Paidy
- Headquarters: Japan
- Parent: PayPal
- Website: www.paidy.com

= Paidy =

Japanese online payment service

Paidy is a Japanese deferred online payment service (called buy now, pay later) for online shops.

== Corporate history ==

Established in March 2008 under the trade name of Exchange Corporation Co., Ltd., the main business was the social lending service "AQUSH". After launching the online payment service "Paidy" in October 2014, gradually shifted the focus of the business to "Paidy", and the social lending business closed new recruitment in June 2018.

On September 7, 2021, PayPal Holdings Inc announced that it would acquire it for US$2.7 billion (about 300 billion yen).

== Service overview ==

Paidy has partnered with an online shopping site to offer users a "deferred payment service" that can be used without a credit card.

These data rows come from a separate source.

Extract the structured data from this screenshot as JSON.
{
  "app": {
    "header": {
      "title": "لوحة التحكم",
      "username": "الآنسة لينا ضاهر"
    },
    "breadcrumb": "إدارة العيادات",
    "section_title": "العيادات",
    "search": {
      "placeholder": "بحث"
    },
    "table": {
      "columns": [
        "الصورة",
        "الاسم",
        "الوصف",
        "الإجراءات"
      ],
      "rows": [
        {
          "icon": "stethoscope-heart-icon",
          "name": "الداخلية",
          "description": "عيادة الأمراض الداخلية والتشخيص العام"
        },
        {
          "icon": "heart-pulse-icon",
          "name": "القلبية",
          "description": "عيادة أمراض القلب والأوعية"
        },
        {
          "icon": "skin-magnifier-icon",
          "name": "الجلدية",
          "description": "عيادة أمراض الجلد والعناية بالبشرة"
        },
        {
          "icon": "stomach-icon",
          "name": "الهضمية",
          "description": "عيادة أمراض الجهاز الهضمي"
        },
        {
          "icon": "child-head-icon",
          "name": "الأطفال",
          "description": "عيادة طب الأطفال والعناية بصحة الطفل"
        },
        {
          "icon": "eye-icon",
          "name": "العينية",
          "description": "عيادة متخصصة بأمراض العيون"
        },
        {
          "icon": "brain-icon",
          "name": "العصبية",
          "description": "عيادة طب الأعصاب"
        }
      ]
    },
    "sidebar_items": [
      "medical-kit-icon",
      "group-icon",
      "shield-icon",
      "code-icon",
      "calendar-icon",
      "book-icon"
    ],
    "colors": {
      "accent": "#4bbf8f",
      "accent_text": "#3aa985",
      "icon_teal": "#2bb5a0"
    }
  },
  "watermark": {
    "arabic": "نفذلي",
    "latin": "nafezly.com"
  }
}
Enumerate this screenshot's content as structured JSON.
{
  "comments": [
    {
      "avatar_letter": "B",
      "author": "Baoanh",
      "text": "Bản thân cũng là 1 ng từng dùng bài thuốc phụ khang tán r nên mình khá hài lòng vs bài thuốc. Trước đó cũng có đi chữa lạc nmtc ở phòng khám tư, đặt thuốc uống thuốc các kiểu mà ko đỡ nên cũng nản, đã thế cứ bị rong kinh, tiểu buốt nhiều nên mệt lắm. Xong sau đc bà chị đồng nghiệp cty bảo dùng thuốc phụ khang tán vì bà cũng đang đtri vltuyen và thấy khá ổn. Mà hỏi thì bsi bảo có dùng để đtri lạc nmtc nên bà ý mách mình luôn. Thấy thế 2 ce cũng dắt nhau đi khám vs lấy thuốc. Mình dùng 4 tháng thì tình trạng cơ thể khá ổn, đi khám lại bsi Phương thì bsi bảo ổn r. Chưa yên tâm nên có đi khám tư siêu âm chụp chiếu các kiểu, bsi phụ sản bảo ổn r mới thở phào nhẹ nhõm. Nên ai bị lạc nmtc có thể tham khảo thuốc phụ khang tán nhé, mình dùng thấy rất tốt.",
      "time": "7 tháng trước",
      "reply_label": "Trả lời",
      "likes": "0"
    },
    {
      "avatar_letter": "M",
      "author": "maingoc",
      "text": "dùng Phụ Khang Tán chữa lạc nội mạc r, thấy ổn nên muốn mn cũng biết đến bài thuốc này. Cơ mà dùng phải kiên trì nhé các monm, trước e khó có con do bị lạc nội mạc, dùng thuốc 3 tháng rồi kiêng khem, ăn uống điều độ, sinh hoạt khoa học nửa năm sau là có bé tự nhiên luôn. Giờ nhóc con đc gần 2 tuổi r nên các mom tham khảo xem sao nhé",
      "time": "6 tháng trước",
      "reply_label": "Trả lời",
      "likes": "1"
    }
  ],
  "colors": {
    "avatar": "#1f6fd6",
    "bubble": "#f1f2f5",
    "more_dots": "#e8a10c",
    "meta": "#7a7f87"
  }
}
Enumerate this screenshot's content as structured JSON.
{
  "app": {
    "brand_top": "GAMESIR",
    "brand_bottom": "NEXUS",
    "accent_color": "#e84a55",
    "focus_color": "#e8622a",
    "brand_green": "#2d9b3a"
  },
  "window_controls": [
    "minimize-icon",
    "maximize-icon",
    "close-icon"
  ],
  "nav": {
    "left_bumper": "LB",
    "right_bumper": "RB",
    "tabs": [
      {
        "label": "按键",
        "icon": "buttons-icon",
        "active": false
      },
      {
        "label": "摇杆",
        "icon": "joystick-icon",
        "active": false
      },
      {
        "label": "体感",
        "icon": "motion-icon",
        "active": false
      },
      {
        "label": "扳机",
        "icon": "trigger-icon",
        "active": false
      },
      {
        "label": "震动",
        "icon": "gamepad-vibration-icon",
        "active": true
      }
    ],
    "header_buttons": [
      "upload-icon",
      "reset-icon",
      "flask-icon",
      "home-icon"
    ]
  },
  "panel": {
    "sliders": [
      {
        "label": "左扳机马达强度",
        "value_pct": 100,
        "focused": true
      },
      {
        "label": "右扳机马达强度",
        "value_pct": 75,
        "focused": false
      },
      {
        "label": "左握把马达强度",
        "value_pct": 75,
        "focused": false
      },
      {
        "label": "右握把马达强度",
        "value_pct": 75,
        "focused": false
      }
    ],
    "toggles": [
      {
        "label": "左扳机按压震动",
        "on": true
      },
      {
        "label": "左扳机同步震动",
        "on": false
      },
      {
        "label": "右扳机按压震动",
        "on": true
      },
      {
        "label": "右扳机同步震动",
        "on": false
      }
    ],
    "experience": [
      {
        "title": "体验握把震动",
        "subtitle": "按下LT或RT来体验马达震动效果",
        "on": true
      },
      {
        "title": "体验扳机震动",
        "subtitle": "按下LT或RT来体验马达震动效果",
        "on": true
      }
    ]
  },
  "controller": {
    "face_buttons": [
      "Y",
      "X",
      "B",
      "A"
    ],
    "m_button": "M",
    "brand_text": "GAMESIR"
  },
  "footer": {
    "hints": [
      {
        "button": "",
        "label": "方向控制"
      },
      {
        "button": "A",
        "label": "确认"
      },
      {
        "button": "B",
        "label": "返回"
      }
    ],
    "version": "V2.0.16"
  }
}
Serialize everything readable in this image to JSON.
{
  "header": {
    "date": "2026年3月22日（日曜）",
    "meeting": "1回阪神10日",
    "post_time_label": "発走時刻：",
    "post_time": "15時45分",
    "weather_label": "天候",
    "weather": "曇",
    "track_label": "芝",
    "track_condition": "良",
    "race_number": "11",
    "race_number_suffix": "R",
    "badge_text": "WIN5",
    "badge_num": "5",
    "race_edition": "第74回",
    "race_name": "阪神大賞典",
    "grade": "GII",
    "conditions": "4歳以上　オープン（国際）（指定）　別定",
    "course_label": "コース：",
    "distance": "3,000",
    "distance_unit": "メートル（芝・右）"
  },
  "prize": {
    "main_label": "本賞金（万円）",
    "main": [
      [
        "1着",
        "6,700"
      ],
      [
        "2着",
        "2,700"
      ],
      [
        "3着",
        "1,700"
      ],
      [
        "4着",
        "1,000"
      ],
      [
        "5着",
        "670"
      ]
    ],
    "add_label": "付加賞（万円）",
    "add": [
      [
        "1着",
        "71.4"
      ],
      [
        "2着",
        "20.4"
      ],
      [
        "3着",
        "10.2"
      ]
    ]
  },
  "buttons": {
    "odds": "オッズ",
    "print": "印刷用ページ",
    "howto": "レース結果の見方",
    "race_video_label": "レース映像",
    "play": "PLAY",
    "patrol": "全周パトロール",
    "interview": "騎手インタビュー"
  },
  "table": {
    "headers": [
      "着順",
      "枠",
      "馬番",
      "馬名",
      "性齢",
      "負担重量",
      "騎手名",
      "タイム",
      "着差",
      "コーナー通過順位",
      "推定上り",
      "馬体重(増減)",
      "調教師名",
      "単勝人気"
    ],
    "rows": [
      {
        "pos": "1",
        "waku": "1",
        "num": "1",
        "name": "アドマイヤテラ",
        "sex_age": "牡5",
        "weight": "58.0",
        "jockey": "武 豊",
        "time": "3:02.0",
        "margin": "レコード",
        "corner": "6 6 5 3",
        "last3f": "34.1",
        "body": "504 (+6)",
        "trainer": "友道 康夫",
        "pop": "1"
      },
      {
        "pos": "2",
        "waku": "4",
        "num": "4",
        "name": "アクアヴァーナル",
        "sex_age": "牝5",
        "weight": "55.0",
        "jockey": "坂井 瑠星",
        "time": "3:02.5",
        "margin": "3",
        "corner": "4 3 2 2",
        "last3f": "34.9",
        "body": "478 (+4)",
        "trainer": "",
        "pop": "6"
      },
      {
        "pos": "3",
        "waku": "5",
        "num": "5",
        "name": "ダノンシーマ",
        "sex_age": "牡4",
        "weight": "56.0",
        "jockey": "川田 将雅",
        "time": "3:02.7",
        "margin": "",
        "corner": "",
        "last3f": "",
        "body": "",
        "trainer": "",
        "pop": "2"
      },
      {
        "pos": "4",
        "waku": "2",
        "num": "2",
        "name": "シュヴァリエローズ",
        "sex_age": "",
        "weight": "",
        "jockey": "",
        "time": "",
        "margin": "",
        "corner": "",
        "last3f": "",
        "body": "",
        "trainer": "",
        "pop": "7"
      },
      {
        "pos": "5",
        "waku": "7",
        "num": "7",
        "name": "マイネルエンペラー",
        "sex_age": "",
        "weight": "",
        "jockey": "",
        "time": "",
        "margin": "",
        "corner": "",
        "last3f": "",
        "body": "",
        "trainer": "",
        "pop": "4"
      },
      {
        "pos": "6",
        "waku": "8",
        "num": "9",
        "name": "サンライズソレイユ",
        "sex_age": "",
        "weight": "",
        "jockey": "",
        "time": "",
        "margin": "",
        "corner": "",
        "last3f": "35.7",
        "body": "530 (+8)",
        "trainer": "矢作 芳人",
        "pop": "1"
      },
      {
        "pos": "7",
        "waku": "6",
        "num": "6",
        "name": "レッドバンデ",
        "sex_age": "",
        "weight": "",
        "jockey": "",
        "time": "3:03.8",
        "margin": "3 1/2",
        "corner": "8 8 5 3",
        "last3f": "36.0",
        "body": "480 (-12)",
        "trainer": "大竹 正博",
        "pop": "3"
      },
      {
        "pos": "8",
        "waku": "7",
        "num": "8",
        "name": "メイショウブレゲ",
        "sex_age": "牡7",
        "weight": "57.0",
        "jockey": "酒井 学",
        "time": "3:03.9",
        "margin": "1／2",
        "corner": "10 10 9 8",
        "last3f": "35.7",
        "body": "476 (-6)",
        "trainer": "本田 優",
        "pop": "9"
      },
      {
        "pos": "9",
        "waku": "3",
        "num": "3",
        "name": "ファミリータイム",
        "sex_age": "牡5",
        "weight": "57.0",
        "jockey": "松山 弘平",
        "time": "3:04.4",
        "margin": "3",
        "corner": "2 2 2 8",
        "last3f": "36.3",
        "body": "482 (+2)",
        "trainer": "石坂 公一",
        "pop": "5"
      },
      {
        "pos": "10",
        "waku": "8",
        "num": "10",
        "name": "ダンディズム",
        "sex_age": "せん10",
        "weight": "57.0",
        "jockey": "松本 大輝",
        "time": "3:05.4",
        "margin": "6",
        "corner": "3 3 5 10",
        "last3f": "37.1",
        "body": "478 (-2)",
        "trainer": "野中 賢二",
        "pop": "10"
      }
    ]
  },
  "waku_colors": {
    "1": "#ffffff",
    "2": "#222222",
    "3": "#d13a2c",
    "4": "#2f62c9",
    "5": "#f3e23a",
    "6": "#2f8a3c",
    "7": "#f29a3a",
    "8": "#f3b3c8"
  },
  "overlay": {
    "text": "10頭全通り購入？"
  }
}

Payments made using Paidy will be combined into one (if used on multiple sites), and the billed amount will be notified to the registered mobile phone by the 3rd of the following month by email and SMS. The user pays the billed amount by bank transfer or convenience store payment by the 10th. (A remittance fee will be charged depending on the payment method. Also, automatic debit by direct debit is possible.) A service called "Paidy Plus" was launched in April 2020, which implements identity verification and usage limit setting functions. Currently available at over 700,000 stores including Amazon and Qoo10.

Paidy is unusual among the world's buy-now-pay-later providers because it allows Japanese consumers to purchase items online and pay them off each month in person at local convenience stores.